Chung: Convicted but free to go. |
Chung Mong-koo, chairman of Hyundai Motor, is too important to South Korea’s economy to go to jail, despite being convicted of embezzlement and breach of trust, an appeals court ruled in September. The three-judge panel suspended Chung’s three-year prison sentence, but at a hefty price: Chung must fulfill a promise to donate $1 billion of his personal assets to charity.
Meanwhile, Chung will be free to continue to run the world’s sixth-largest automaker, assuming he can keep his hands out of the till. South Korea’s second-richest man, Chung was convicted of embezzling more than $100 million in company money to set up a slush fund to pay lobbyists to gain government favors and for personal use.
In the words of Hyundai Motor America’s new $150 million advertising campaign, “Think about it.” Hyundai Motor has big plans to increase its American sales volume to more than 700,000 units by the end of 2010, from the estimated 500,000 it expects to sell this year.

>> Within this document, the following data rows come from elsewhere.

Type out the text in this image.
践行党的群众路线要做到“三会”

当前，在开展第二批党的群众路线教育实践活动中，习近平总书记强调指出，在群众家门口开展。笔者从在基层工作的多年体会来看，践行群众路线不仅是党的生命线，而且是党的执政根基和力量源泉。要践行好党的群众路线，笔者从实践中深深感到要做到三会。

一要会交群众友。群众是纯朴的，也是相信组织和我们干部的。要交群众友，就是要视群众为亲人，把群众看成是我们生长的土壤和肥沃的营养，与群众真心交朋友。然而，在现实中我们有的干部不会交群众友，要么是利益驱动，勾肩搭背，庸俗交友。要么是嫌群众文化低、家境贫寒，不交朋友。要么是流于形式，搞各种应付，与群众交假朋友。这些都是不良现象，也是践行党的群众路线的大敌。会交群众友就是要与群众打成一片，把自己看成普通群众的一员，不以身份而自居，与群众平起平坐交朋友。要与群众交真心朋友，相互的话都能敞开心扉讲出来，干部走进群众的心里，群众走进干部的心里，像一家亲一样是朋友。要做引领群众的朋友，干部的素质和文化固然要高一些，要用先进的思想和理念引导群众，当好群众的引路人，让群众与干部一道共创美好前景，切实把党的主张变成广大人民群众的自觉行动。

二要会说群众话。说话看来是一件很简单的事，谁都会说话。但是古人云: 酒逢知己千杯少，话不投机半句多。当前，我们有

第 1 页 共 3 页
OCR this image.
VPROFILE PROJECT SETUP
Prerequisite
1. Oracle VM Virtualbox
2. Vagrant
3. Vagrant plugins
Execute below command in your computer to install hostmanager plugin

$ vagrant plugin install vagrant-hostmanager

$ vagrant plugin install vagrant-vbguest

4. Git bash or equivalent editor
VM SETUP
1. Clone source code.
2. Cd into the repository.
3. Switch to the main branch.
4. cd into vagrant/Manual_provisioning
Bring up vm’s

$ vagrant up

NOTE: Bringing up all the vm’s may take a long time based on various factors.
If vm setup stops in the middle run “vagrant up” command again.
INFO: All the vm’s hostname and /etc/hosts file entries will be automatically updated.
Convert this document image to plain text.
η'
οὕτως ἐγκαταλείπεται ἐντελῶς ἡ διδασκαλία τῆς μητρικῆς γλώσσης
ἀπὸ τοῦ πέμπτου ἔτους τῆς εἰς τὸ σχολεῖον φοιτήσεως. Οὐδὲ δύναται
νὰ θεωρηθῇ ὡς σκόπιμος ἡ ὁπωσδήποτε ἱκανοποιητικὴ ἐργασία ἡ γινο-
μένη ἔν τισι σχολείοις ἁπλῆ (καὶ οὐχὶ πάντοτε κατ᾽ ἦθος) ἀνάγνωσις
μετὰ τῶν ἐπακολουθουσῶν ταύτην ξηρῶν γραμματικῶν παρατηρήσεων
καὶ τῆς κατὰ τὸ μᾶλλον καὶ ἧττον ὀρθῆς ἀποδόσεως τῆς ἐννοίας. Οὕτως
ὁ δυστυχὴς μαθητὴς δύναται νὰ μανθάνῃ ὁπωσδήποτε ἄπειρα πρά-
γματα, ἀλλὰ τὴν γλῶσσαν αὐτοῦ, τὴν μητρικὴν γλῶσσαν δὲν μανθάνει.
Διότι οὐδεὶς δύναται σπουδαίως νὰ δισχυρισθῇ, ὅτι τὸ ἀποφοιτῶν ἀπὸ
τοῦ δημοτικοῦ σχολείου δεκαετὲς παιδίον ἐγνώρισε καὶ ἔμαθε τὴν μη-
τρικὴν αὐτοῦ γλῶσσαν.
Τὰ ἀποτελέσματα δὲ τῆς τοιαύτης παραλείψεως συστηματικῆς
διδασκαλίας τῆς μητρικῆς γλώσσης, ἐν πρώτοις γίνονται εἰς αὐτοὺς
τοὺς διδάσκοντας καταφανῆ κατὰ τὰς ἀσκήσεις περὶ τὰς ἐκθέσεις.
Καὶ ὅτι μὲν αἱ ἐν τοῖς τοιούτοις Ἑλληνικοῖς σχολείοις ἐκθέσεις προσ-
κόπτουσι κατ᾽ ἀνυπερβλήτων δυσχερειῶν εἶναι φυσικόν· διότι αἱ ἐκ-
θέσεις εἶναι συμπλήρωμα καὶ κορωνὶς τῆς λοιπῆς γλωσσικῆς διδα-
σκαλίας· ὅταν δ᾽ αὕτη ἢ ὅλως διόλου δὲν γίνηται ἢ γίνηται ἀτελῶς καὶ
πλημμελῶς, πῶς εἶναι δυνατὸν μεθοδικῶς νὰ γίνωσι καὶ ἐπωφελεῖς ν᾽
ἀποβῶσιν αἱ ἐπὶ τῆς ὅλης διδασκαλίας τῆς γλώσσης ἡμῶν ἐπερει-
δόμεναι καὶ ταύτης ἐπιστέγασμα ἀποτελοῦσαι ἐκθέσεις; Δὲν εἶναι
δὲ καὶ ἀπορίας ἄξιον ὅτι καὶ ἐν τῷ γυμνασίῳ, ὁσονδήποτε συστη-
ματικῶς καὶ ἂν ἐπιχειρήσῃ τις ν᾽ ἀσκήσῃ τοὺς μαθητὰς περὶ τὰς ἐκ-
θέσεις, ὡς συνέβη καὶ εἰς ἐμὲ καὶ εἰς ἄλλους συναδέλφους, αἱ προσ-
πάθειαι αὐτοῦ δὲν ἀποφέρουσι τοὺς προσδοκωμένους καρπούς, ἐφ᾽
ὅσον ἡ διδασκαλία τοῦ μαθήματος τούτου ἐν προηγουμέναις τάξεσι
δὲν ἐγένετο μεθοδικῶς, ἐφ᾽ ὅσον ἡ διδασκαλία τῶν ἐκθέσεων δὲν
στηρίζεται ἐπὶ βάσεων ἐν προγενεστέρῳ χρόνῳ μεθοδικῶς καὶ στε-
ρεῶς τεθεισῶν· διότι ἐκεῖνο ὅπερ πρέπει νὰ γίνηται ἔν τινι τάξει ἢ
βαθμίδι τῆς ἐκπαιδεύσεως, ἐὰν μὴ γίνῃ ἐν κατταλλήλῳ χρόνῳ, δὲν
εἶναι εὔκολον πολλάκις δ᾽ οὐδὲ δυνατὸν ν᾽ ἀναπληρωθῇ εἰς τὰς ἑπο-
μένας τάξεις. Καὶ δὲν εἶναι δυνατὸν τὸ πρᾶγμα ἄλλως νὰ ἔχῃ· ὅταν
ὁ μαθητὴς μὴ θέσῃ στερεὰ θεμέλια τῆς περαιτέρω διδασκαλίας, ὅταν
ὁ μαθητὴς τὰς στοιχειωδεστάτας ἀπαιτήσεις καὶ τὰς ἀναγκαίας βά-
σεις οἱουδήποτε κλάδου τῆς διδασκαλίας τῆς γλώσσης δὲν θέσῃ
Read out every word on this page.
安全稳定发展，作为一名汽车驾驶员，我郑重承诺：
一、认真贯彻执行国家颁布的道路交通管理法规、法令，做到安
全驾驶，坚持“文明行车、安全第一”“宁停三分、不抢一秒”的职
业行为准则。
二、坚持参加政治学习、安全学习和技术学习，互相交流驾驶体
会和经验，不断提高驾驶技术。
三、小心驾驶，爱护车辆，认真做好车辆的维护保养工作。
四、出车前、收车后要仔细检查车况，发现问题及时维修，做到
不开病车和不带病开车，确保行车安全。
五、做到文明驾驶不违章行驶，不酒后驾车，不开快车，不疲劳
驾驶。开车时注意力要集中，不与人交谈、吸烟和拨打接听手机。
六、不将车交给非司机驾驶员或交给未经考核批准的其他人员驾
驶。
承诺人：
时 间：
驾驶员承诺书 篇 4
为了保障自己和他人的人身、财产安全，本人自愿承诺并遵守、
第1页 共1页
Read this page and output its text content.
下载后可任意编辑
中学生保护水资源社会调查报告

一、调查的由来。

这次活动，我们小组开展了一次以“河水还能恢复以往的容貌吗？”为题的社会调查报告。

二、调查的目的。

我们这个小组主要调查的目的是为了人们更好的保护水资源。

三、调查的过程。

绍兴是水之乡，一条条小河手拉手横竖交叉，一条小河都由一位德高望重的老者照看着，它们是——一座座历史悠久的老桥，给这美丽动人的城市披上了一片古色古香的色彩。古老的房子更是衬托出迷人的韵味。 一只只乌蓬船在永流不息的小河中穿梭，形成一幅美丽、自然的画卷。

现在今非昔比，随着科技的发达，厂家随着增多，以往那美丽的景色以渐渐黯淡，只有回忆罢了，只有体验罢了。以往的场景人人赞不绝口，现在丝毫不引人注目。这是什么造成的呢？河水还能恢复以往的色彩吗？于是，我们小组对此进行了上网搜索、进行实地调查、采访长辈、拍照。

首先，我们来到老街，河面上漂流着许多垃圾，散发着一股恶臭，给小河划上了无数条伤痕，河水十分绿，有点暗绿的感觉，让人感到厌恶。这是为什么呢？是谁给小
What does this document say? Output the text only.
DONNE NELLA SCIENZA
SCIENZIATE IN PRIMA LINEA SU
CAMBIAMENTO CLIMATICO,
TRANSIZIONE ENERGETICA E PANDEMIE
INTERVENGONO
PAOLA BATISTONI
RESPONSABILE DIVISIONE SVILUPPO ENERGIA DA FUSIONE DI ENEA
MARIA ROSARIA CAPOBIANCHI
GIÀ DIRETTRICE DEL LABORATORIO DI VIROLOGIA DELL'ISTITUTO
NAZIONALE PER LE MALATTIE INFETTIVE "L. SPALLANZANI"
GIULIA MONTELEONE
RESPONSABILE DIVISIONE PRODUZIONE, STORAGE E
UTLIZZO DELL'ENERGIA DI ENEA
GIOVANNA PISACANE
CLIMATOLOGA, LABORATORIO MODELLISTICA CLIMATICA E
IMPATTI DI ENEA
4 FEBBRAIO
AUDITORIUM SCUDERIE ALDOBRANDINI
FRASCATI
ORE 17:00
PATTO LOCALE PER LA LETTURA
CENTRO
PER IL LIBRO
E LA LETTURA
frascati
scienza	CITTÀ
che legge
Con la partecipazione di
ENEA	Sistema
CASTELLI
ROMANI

Presiding judge Lee Jae-hong says he thought hard and long about Chung’s sentencing. “I was unwilling to engage in a gamble that would put the nation’s economy at risk,” he says. Hyundai Motor struggled last year when Chung spent two months in jail for questioning. When Hyundai struggles, the nation feels its pain: Last year Hyundai Motors and its affiliate Kia Motors accounted for 72% of South Korea’s automobile exports.
In a similar case in 2005, Chey Tae-won, chief executive and chairman of SK, South Korea’s leading oil refiner, walked free after an appeals court suspended a three-year jail term for fraud so he could continue running the company.
Sadly, the real surprise to most Koreans was that Chung was sentenced in the first place, not that he was able to avoid prison.